At last, I’ve gone completely digital. No longer am I letting pen and crumbled bits of paper rule my pockets, nor a Rolodex rule my desk. I recently decided to buy a PDA to help me get organized and enjoy more efficient (and perhaps, more entertaining) life. I was somewhat familiar with the Palm company when I started my search, and eventually settled on the Palm TX, due in large part to its Wi-Fi capabilities. Despite spending a little more than I had previously expected, I’m finding the Palm TX to be a fun and entertaining alternative to Post-It notes stuffed in my pocket.
The Good. There’s a whole lot to love when you’re holding the Palm TX in your hand. For starters, the 100 MB of accessible memory (which is expandable to 2 GB via SD cards) and the 312 Mhz Intel processor are a great combo for this little gem. The memory also helps protect your information if the TX’s battery goes dead, a handy (though seemingly obvious) little feature.

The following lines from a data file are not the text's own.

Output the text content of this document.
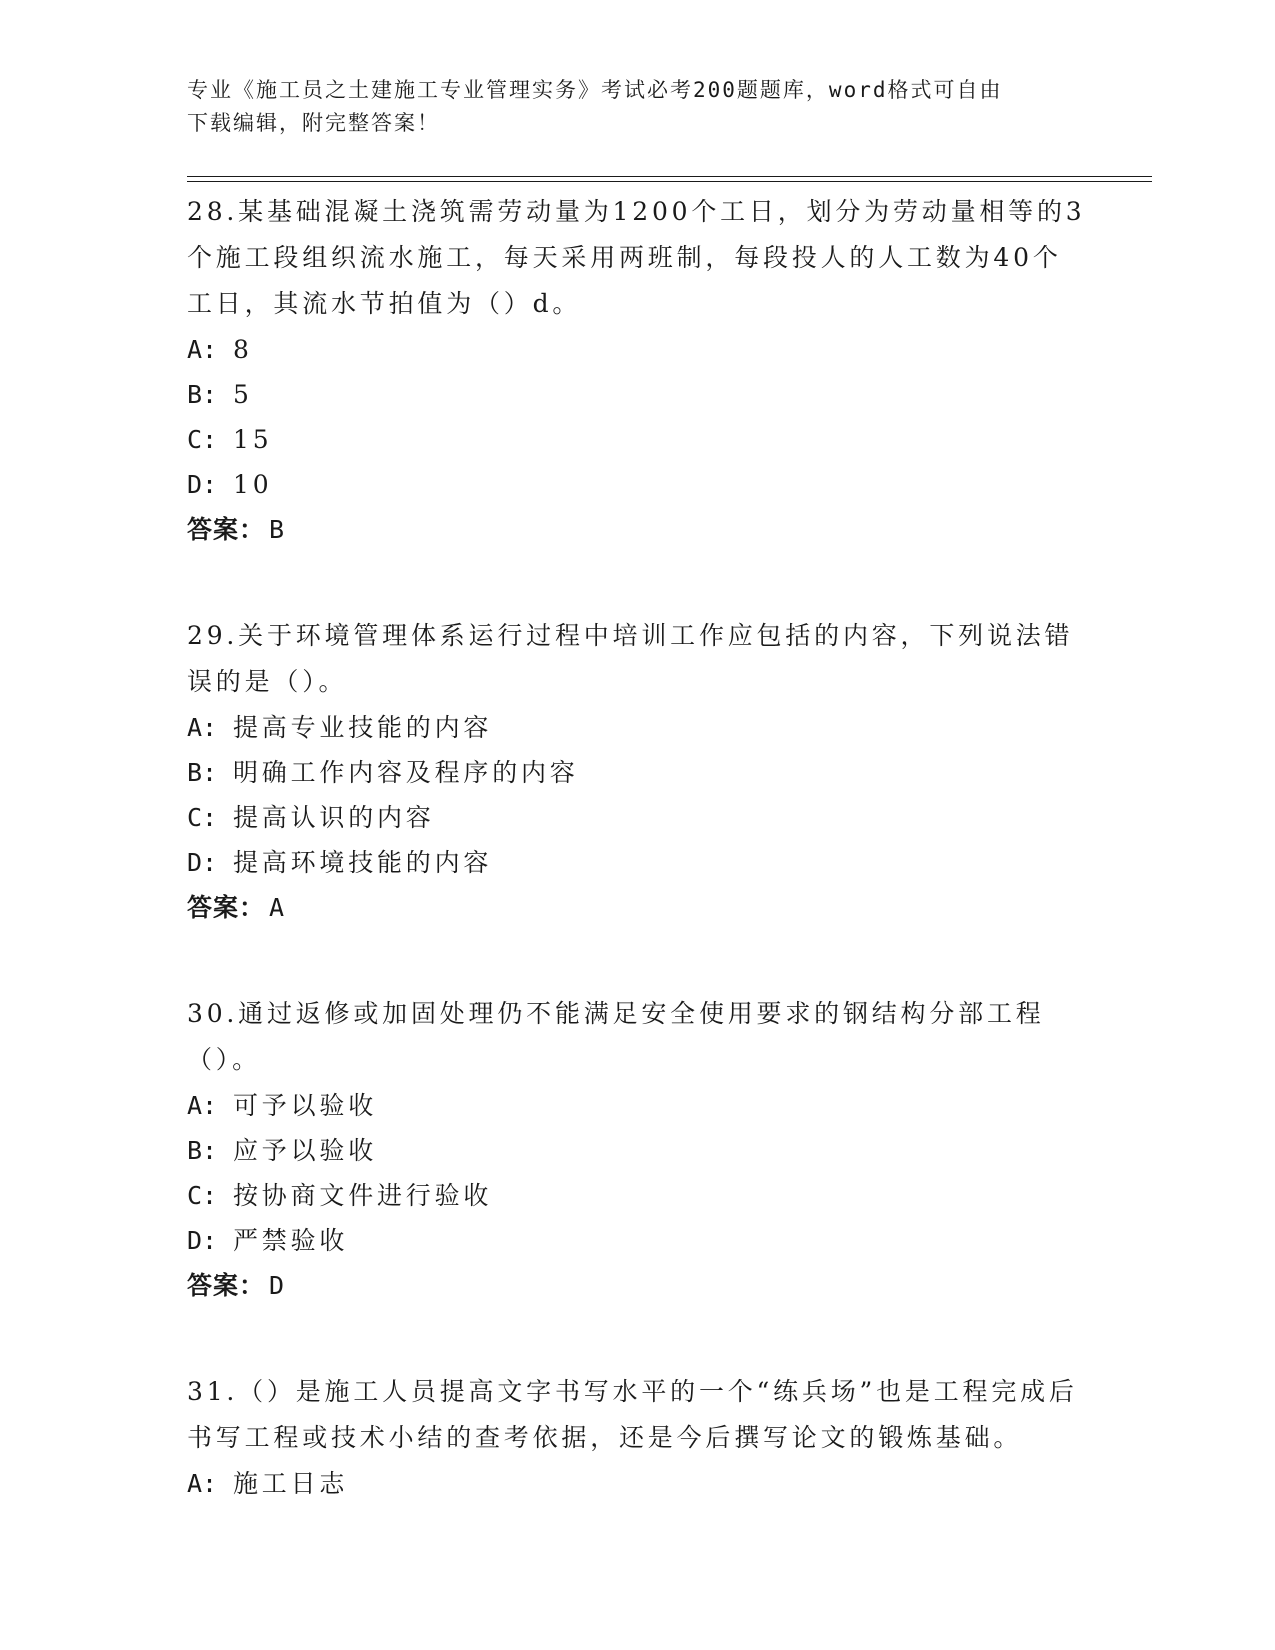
专业《施工员之土建施工专业管理实务》考试必考200题题库，word格式可自由

下载编辑，附完整答案！

28.某基础混凝土浇筑需劳动量为1200个工日，划分为劳动量相等的3个施工段组织流水施工，每天采用两班制，每段投人的人工数为40个工日，其流水节拍值为（）d。

A: 8

B: 5

C: 15

D: 10

答案： B

29.关于环境管理体系运行过程中培训工作应包括的内容，下列说法错误的是（）。

A: 提高专业技能的内容

B: 明确工作内容及程序的内容

C: 提高认识的内容

D: 提高环境技能的内容

答案： A

30.通过返修或加固处理仍不能满足安全使用要求的钢结构分部工程（）。

A: 可予以验收

B: 应予以验收

C: 按协商文件进行验收

D: 严禁验收

答案： D

31.（）是施工人员提高文字书写水平的一个“练兵场”也是工程完成后书写工程或技术小结的查考依据，还是今后撰写论文的锻炼基础。

A: 施工日志
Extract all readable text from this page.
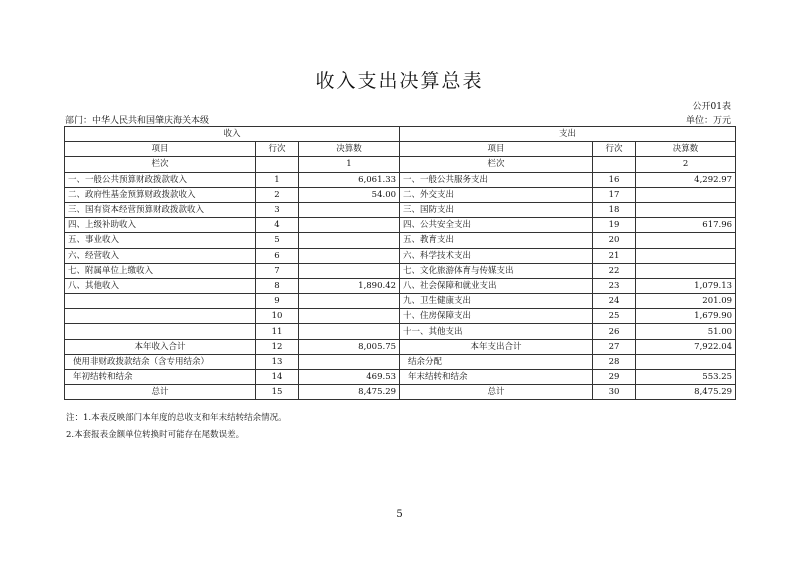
收入支出决算总表
公开01表
部门：中华人民共和国肇庆海关本级	单位：万元
收入			支出		
项目	行次	决算数	项目	行次	决算数
栏次		1	栏次		2
一、一般公共预算财政拨款收入	1	6,061.33	一、一般公共服务支出	16	4,292.97
二、政府性基金预算财政拨款收入	2	54.00	二、外交支出	17	
三、国有资本经营预算财政拨款收入	3		三、国防支出	18	
四、上级补助收入	4		四、公共安全支出	19	617.96
五、事业收入	5		五、教育支出	20	
六、经营收入	6		六、科学技术支出	21	
七、附属单位上缴收入	7		七、文化旅游体育与传媒支出	22	
八、其他收入	8	1,890.42	八、社会保障和就业支出	23	1,079.13
	9		九、卫生健康支出	24	201.09
	10		十、住房保障支出	25	1,679.90
	11		十一、其他支出	26	51.00
本年收入合计	12	8,005.75	本年支出合计	27	7,922.04
使用非财政拨款结余（含专用结余）	13		结余分配	28	
年初结转和结余	14	469.53	年末结转和结余	29	553.25
总计	15	8,475.29	总计	30	8,475.29
注：1.本表反映部门本年度的总收支和年末结转结余情况。
2.本套报表金额单位转换时可能存在尾数误差。
5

Where the TX really comes to the Grownups Table for me is its included Wi-Fi capabilities. The TX is great at finding access points, and I can access the internet in a few seconds. The load times are even pretty good, though there are always the exceptions for those sites who love to wow the user with graphics. Still, being able to check my email and generally goof-around while I’m on the go is an endlessly wonderful feature, and the performance of the TX in Wi-Fi continues to impress me.
The TX also features a number of other media options, when you’ve finally decided you’ve explored all the ‘Net has to offer. The TX allows you to store and view photos, music, and video onboard, though to get any bulk of it, you need a larger SD card in the expansion slot. Still, it’s handy to be able to listen to a few tunes when my regular MP3 player isn’t close by. Another media option that I haven’t yet explored is the subscription television service, MobiTV. The service offers a handful of channels that play live TV right on the TX’s screen through a wireless internet connection. There’s a fee for the service, but I am considering trying it out for a short time, if only to see what this thing can really do.
Despite the wonders of it’s Wi-Fi and media capabilities, the TX is also quite impressive in the software department. It links up quite well with my PC, and can display and edit Microsoft Office files. While I haven’t done much heavy lifting in terms of editing, it is a handy feature to have when you want to view or transport documents. Beyond the Microsoft goodies, there are the standard organizer-type functions, a clock, a calculator, and the like onboard.
The Not-So-Good. Against the backdrop of this quality PDA, these points seem to be nitpicks. Unfortunately, though, the Palm TX suffers from the iPod problem in that the battery is not user replaceable. It needs to be professionally done. Thus far, however, I have not had any problems with the battery, and haven’t heard of too many others having problems with it, either.
The other problem for me, and I found that it was well-worth it, was the price. At least initially, I couldn’t really see paying $300 for what I thought was an organizer. The price well-exceeded my budget. But after hearing about the features (especially the Wi-Fi), and trying out my coworker’s TX, I decided to give it a shot. If you have the cash, or if you can get over what seems to be a big initial price, the TX is worthwhile.
The Bottom Line. The Palm TX is slick, and while it might be missing the kitchen sink in terms of features, that’s about all it’s missing. This is a first rate PDA and is well-worth the $300 price tag.
Despite my late-comer status to the PDA party, I’m more than pleased with the features I’ve found on the Palm TX. I love the Wi-Fi, the wide variety of productivity tools, and the prospect of adding music to the system has me ready to buy an expansion card. While the TX may not have given me hours more to do what I really want in life, it’s made me just a little more streamlined, a little more happy, and – dare I say it – maybe just a little more cool.